The Awkward Position of Missionaries in Chinese History: A Lecture and Discussion with Dr. Jeremiah Jenne
Talk and Discussion
Date: Saturday, February 18
Time: 3:00 pm – 4:30 pm
Cost: 150 RMB, 100 RMB for members
From the time of Matteo Ricci and the Jesuit missions of the 16th century, missionaries have played an important role in Chinese history. By the 19th century, the missionary promised both new forms of educational and hygienic modernity while also being seen by the people as a possible threat to the established order in this world and beyond. How did the people of late imperial China perceive missionaries?
In 1870, tales of kidnapping and sorcery swirled around the city of Tianjin. The local magistrate wants to investigate the charges of witchcraft being made against a group of Catholic nuns. The French consul insists the missionaries are protected from prosecution by treaties signed with the Chinese government. In the middle is a hapless Manchu official unable to keep the peace. On June 21, 1870, the city of Tianjin exploded into a day of rage and violence which shocked the world and revealed the perilous position of missionaries in 19th-century China.
Join writer, historian, and storyteller Jeremiah Jenne for this talk and discussion about the role missionaries played in Chinese history.

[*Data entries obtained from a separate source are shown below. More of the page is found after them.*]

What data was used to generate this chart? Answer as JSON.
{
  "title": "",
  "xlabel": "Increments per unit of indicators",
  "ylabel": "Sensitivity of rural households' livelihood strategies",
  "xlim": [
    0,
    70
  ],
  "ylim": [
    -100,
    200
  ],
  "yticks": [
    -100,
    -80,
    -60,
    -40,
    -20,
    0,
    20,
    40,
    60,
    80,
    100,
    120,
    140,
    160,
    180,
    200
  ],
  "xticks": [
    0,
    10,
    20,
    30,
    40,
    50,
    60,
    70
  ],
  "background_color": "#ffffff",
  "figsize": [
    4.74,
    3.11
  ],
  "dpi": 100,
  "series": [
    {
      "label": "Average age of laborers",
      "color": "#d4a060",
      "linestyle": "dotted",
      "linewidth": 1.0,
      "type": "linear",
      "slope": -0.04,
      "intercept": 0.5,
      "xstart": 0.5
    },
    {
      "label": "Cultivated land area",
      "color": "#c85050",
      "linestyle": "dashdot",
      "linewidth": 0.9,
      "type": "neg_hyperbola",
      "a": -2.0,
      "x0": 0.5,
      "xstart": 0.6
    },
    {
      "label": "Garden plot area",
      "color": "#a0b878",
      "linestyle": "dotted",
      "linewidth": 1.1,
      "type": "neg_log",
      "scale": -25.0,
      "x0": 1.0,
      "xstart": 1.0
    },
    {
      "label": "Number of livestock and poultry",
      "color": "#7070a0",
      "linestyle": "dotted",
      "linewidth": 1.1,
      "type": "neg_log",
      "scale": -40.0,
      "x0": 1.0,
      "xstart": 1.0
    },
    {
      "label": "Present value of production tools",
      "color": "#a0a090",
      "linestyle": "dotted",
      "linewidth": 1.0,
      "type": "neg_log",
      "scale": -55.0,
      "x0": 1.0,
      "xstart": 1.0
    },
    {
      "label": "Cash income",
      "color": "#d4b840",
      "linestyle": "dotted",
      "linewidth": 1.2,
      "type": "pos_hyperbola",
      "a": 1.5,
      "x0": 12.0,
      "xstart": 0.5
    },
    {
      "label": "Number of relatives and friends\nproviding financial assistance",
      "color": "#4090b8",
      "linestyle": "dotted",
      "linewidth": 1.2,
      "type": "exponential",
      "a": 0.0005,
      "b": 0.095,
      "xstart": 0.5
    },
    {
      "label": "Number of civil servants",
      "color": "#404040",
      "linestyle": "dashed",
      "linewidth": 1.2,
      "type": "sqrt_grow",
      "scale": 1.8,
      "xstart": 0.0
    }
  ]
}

Jeremiah is a writer and historian based in Beijing since 2002. He earned his Ph.D. from the University of California, Davis, and taught Late Imperial and Modern Chinese History for over 15 years. His essays and articles on China have appeared in The Economist, South China Morning Post, The Journal of Asian Studies, Los Angeles Review of Books, and The World of Chinese. His writings can also be found in China in 2008: A Year of Great Significance, The Insider’s Guide to Beijing, and the 2015 collection While We’re Here: China Stories from a Writer’s Colony. Jeremiah is frequently asked to speak and lead workshops on history, culture, and cultural adaptation for students, embassies, companies, and community groups and is the proprietor of Beijing by Foot, which organizes educational programs and historic walking tours of Beijing’s most famous sites and less-traveled byways. Along with David Moser, Jeremiah hosts the podcast Barbarians at the Gate.